Maryland has several classifications of homicide, depending on the suspect's mindset. The classifications range from the most serious - first-degree, premeditated murder - to forms of manslaughter in which no malice is present.

Second-degree murder is just below first-degree murder and generally holds that there was no premeditation. Second-degree murder, in Maryland, carries a sentence of up to 30 years in prison, said Steven Kupferberg, a Maryland criminal defense lawyer.

There are different forms of second-degree murder. Baltimore Police Officer Caesar R. Goodson Jr. was charged Friday with second-degree depraved-heart murder in the death of Freddie Gray, who died in police custody. "Depraved-heart" second-degree murder holds that the suspect held a reckless disregard for another person's life.

Put another way, "it is a deliberate act that is so dangerous that it shows total indifference to someone else's life," said David Moyse, also a Maryland defense lawyer.

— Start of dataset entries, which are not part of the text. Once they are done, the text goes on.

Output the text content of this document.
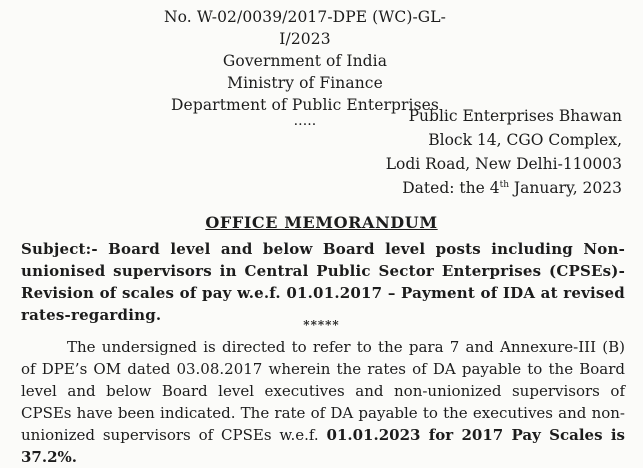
No. W-02/0039/2017-DPE (WC)-GL-I/2023
Government of India
Ministry of Finance
Department of Public Enterprises
.....	Public Enterprises Bhawan
Block 14, CGO Complex,
Lodi Road, New Delhi-110003
Dated: the 4th January, 2023
OFFICE MEMORANDUM
Subject:- Board level and below Board level posts including Non-unionised supervisors in Central Public Sector Enterprises (CPSEs)- Revision of scales of pay w.e.f. 01.01.2017 – Payment of IDA at revised rates-regarding.
*****
The undersigned is directed to refer to the para 7 and Annexure-III (B) of DPE’s OM dated 03.08.2017 wherein the rates of DA payable to the Board level and below Board level executives and non-unionized supervisors of CPSEs have been indicated. The rate of DA payable to the executives and non-unionized supervisors of CPSEs w.e.f. 01.01.2023 for 2017 Pay Scales is 37.2%.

If a depraved-heart homicide case goes to trial, jurors are given specific instructions on what it takes to form a conviction. An example of those instructions follow:

Second-Degree Depraved Heart Murder.

Second-degree murder is the killing of another person while acting with an extreme disregard for human life. In order to convict the defendant of second-degree murder, the State must prove:

(1) that the defendant caused the death of (name);

(2) that the defendant's conduct created a very high risk to the life of (name); and

(3) that the defendant, conscious of such risk, acted with extreme disregard of the life-endangering consequences.